Texte intégral
29/01/2025
ARRÊT N°67/2025
N° RG 24/00892 - N° Portalis DBVI-V-B7I-QCWB
EV/KM
Décision déférée du 26 Février 2024
Juge des contentieux de la protection de TOULOUSE
( 23/03454)
C.GARRIGUES
[X] [G]
[T] [I]
C/
[N] [S]
[N] [S] épouse [H]
CONFIRMATION
Grosse délivrée
le
à
REPUBLIQUE FRANCAISE
AU NOM DU PEUPLE FRANCAIS
***
COUR D'APPEL DE TOULOUSE
3ème chambre
***
ARRÊT DU VINGT NEUF JANVIER DEUX MILLE VINGT CINQ
***
APPELANTS
Monsieur [X] [G]
[Adresse 1]
[Localité 4]
Représenté par Me Djamila MESSAOUDENE-BOUCETTA, avocat au barreau de TOULOUSE
Madame [T] [I]
[Adresse 1]
[Localité 4]
Représentée par Me Djamila MESSAOUDENE-BOUCETTA, avocat au barreau de TOULOUSE
INTIMEES
Monsieur [O] [H]
[Adresse 2]
[Localité 3]
Représentée par Me Olivier GROC, avocat au barreau de TARN-ET-GARONNE
Madame [N] [S] épouse [H]
[Adresse 2]
[Localité 3]
Représentée par Me Olivier GROC, avocat au barreau de TARN-ET-GARONNE
COMPOSITION DE LA COUR
En application des dispositions des articles 805 et 907 du Code de procédure civile, l'affaire a été débattue le 09 Décembre 2024, en audience publique, les avocats ne s'y étant pas opposés, devant E. VET, Conseiller faisant fontion de président de chambre, chargé du rapport.

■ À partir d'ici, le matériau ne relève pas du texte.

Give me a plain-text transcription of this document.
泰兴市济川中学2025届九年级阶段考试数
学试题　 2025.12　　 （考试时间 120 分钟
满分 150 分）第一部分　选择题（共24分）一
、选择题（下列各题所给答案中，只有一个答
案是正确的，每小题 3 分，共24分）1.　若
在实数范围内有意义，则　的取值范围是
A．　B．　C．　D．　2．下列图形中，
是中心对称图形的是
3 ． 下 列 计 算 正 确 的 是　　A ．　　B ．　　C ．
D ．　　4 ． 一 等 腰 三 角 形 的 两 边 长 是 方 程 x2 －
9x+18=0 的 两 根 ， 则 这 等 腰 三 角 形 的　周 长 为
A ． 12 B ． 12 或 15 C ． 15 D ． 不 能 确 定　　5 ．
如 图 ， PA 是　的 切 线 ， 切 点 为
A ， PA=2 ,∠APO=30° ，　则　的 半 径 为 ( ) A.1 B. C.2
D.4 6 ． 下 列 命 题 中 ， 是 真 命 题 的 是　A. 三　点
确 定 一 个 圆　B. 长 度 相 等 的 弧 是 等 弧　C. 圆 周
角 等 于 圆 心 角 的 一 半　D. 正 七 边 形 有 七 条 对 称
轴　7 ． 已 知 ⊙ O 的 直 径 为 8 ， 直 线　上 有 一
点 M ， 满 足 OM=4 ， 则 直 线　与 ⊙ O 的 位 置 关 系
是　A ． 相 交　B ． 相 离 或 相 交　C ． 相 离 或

Ce magistrat a rendu compte des plaidoiries dans le délibéré de la Cour, composée de :
E. VET, président
P. BALISTA, conseiller
S. GAUMET, conseiller
Greffier, lors des débats : I. ANGER
ARRET :
- CONTRADICTOIRE
- prononcé publiquement par mise à disposition au greffe après avis aux parties
- signé par E. VET, président, et par I. ANGER, greffier de chambre
FAITS ET PROCÉDURE
Par acte du 13 janvier 2023, M. [O] [H] et Mme [N] [S] épouse [H] ont donné à bail à M. [X] [G] et Mme [T] [I] un appartement à usage d'habitation situé [Adresse 1] pour un loyer mensuel de 555 € et 8,54 € de provision sur charges.

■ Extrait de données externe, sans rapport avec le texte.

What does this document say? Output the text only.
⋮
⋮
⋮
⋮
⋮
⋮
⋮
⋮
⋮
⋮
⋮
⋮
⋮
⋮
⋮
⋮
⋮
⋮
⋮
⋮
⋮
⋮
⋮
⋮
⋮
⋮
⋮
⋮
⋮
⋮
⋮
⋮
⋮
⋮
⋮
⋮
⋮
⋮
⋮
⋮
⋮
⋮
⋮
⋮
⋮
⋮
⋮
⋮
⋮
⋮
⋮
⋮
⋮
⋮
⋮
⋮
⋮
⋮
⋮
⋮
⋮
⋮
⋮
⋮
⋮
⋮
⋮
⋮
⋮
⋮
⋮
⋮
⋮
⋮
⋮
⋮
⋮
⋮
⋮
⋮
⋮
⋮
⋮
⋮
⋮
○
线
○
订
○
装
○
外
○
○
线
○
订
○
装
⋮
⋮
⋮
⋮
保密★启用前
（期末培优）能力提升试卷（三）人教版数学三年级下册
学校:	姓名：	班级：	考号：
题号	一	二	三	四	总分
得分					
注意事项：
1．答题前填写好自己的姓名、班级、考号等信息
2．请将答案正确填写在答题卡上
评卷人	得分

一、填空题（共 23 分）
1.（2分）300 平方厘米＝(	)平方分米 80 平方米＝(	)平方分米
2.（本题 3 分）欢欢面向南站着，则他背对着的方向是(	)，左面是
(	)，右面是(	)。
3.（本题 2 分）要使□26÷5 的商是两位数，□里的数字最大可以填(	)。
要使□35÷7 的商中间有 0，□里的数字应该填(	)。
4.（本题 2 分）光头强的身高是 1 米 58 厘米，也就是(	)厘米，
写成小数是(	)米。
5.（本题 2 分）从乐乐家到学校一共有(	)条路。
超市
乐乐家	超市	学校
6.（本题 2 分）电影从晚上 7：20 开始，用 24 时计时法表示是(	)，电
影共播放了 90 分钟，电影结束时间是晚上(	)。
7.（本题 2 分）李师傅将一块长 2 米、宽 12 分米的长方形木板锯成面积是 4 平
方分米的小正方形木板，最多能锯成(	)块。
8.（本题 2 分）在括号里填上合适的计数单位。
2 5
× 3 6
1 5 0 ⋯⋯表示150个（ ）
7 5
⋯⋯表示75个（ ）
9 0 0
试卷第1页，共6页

Le 8 juin 2023, les bailleurs ont fait délivrer aux locataires un commandement de payer visant la clause résolutoire.
Par acte du 4 septembre 2023, les époux [H] ont fait assigner M. [X] [G] et Mme [T] [I] devant le juge des contentieux de la protection de Toulouse statuant en référé pour obtenir la résiliation du contrat, l'expulsion des locataires et leur condamnation au paiement de sommes.

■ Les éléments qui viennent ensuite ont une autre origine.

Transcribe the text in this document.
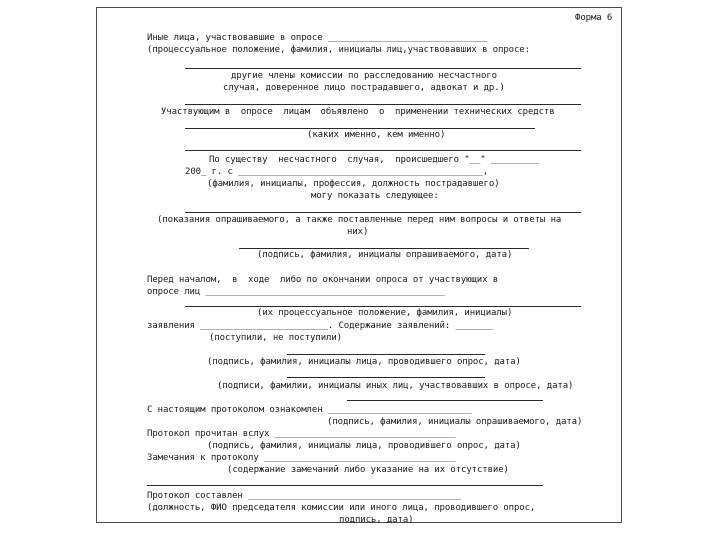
Форма 6

Иные лица, участвовавшие в опросе ______________________________

(процессуальное положение, фамилия, инициалы лиц,участвовавших в опросе:

другие члены комиссии по расследованию несчастного

случая, доверенное лицо пострадавшего, адвокат и др.)

Участвующим в  опросе  лицам  объявлено  о  применении технических средств

(каких именно, кем именно)

По существу  несчастного  случая,  происшедшего "__" _________

200_ г. с ______________________________________________,

(фамилия, инициалы, профессия, должность пострадавшего)

могу показать следующее:

(показания опрашиваемого, а также поставленные перед ним вопросы и ответы на

них)

(подпись, фамилия, инициалы опрашиваемого, дата)

Перед началом,  в  ходе  либо по окончании опроса от участвующих в

опросе лиц _____________________________________________

(их процессуальное положение, фамилия, инициалы)

заявления ________________________. Содержание заявлений: _______

(поступили, не поступили)

(подпись, фамилия, инициалы лица, проводившего опрос, дата)

(подписи, фамилии, инициалы иных лиц, участвовавших в опросе, дата)

С настоящим протоколом ознакомлен ___________________________

(подпись, фамилия, инициалы опрашиваемого, дата)

Протокол прочитан вслух __________________________________

(подпись, фамилия, инициалы лица, проводившего опрос, дата)

Замечания к протоколу ____________________________________

(содержание замечаний либо указание на их отсутствие)

Протокол составлен ________________________________________

(должность, ФИО председателя комиссии или иного лица, проводившего опрос,

подпись, дата)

Par ordonnance réputée contradictoire du 26 février 2024, le juge a :
- constaté que les conditions d'acquisition de la clause résolutoire figurant au bail conclu le 13 janvier 2023 sont réunies à la date du 9 août 2023,
- ordonné en conséquence à M. [X] [G] et Mme [T] [I] de libérer les lieux et de restituer les clés dès la signification de la présente ordonnance,
- dit qu'à défaut pour M. [X] [G] et Mme [T] [I] d'avoir volontairement libéré les lieux et restitué les clés dans ce délai, M. [O] [H] et Mme [N] [S] épouse [H] pourront, deux mois après la signification d'un commandement de quitter les lieux, faire procéder à leur expulsion ainsi qu'à celle de tous occupants de leur chef, y compris le cas échéant avec le concours de la force publique et d'un serrurier,
- condamné solidairement M. [X] [G] et Mme [T] [I] à verser à M. [O] [H] et Mme [N] [S] épouse [H] à titre provisionnel la somme de 2 092,32 € (décompte arrêté le 8 janvier 2024 mensualité de janvier 2024 incluse), avec les intérêts au taux légal à compter de l'ordonnance,
- condamné solidairement M. [X] [G] et Mme [T] [I] à payer à M. [O] [H] et Mme [N] [S] épouse [H] à titre provisionnel une indemnité mensuelle d'occupation à compter du 1er février 2024 et jusqu'à la date de la libération définitive des lieux et les restitution des clés,
- fixé cette indemnité mensuelle d'occupation au montant du loyer et des charges, calculés tels que si le contrart s'était poursuivi révisable selon les modalités contractuelles,
- condamné in solidum M. [X] [G] et Mme [T] [I] à verser à M. [O] [H] et Mme [N] [S] épouse [H] une somme de 400 € au titre de l'article 700 du code de procédure civile,
- condamné in solidum M. [X] [G] et Mme [T] [I] aux dépens,
- rappelé que l'ordonnance est de plein droit exécutoire à titre provisoire.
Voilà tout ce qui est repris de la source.